INCOTERMS – Which ones are prohibited in Brazil?

Finally, a last question would be: Are there any forbidden INCOTERMS in Brazil? Yes, there are! And they depend on the kind of shipment chosen.

The DDP – Delivered Duty Paid – is the INCOTERM that cannot be used in the formal process for Brazilian importation. According to the legislation, it is not possible for a foreign company to pay taxes and duties in the Brazilian territory, so there is no possibility that the exporter performs a formal shipment by air, land or sea with the cargo already cleared at the place of destination.

The only way to opt for this INCOTERM is importing via courier, performing an informal clearance.

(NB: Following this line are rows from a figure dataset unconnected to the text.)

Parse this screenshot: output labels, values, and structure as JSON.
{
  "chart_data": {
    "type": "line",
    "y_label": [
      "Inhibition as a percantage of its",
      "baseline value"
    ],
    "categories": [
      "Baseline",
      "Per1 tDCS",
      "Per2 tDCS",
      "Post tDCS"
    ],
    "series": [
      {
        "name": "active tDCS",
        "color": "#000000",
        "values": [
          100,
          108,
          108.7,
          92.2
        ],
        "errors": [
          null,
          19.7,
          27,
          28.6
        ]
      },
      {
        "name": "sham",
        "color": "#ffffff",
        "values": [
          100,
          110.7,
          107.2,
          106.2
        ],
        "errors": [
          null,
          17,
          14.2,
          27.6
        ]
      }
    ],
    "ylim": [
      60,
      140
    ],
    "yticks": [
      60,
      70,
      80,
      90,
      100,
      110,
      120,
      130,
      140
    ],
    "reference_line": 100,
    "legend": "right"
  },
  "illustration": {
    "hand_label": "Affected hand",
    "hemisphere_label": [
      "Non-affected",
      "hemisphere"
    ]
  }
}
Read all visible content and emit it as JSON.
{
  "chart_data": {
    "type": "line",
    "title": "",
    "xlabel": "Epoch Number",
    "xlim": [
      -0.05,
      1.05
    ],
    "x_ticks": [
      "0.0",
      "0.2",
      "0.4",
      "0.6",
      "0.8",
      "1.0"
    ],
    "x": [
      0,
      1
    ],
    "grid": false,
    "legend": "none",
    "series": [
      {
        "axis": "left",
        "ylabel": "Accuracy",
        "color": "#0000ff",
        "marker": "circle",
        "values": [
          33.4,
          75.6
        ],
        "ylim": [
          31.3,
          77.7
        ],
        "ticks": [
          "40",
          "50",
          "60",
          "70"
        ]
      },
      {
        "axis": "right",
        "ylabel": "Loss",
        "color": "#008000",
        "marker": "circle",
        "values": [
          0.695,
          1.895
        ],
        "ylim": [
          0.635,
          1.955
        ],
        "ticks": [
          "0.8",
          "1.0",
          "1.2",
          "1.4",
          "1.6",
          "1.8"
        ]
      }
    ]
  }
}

In other words, the exporter hires an air transport company that, then, issues the billing with all costs paid up to the arrival of the cargo at the importer’s premises, so the exporter pays the air billing, and the airline pays the taxes in Brazil once the goods arrive at customs. 

When opting for the DDP INCOTERM, a simplified modality of taxes payment will be applied, then the NCM (Mercosur Common Nomenclature) will not be considered, but the value of transport will be considered, with the insurance payment added to the value of the goods, which can significantly increase the cost of the product for the Brazilian importer. 


So, be careful with the INCOTERM choice. Surely no importer would like to have problems with their cargo due to negotiations that did not respect the international terms.